Jorvik Viking Centre
The Jorvik Viking Centre in York is one of the most visited and most celebrated heritage attractions in Britain, a museum built over the site of the Coppergate Viking excavations of 1976 to 1981 that uncovered the most complete and most remarkably preserved Viking settlement in the world, with organic material including wood, leather, textiles and foodstuffs preserved in the anaerobic conditions of the waterlogged York ground in a quality impossible in most archaeological sites. The museum provides an immersive recreation of the Viking Age city of Jorvik in a format that has become a model for experiential archaeology.

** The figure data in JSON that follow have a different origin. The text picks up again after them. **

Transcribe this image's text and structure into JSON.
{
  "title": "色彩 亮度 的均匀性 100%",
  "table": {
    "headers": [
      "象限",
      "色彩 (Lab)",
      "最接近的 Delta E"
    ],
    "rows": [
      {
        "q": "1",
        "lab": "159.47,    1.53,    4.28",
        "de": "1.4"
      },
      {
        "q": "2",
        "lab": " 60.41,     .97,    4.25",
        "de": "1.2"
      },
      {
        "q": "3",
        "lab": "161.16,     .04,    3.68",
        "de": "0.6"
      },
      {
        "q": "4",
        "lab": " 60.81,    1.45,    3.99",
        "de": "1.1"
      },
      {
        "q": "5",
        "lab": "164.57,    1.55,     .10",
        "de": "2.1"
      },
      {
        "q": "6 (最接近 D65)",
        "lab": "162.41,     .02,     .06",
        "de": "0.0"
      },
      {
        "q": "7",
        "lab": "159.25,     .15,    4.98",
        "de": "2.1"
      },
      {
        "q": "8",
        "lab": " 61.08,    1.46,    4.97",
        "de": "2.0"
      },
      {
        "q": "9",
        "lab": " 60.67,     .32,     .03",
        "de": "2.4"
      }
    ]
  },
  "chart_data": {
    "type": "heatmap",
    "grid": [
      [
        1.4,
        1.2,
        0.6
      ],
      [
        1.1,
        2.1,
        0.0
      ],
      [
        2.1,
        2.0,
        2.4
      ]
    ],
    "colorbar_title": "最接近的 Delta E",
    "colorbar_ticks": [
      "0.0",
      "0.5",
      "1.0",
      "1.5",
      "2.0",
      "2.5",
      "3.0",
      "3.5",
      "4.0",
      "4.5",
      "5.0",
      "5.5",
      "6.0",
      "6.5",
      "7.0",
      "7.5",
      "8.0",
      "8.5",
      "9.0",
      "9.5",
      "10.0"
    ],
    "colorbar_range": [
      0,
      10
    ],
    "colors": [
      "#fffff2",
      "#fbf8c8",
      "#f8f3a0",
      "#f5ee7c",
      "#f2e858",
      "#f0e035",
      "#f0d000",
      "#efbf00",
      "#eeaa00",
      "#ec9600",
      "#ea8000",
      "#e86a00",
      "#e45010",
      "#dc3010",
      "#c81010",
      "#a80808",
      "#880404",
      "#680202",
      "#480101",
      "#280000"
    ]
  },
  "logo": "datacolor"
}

The Coppergate excavations uncovered the complete plan of a Viking street of the tenth century, with the timber-framed buildings of workshops, houses and the domestic rubbish that preserved the organic evidence of daily life in the anaerobic conditions. The quality of preservation was quite extraordinary, including leather shoes, carved wooden objects, woollen textiles and even the contents of cesspits that revealed the diet, parasites and household waste of the Viking community.
The museum uses a ride-through reconstruction of the excavated Viking street, with reconstructed buildings, life-size figures and the smells of a tenth-century city, to create an immersive experience of the Viking settlement that has been continuously updated since the museum opened in 1984. The archaeological finds themselves are displayed in the museum in a collection that represents the finest single assemblage of Viking material culture from any British site.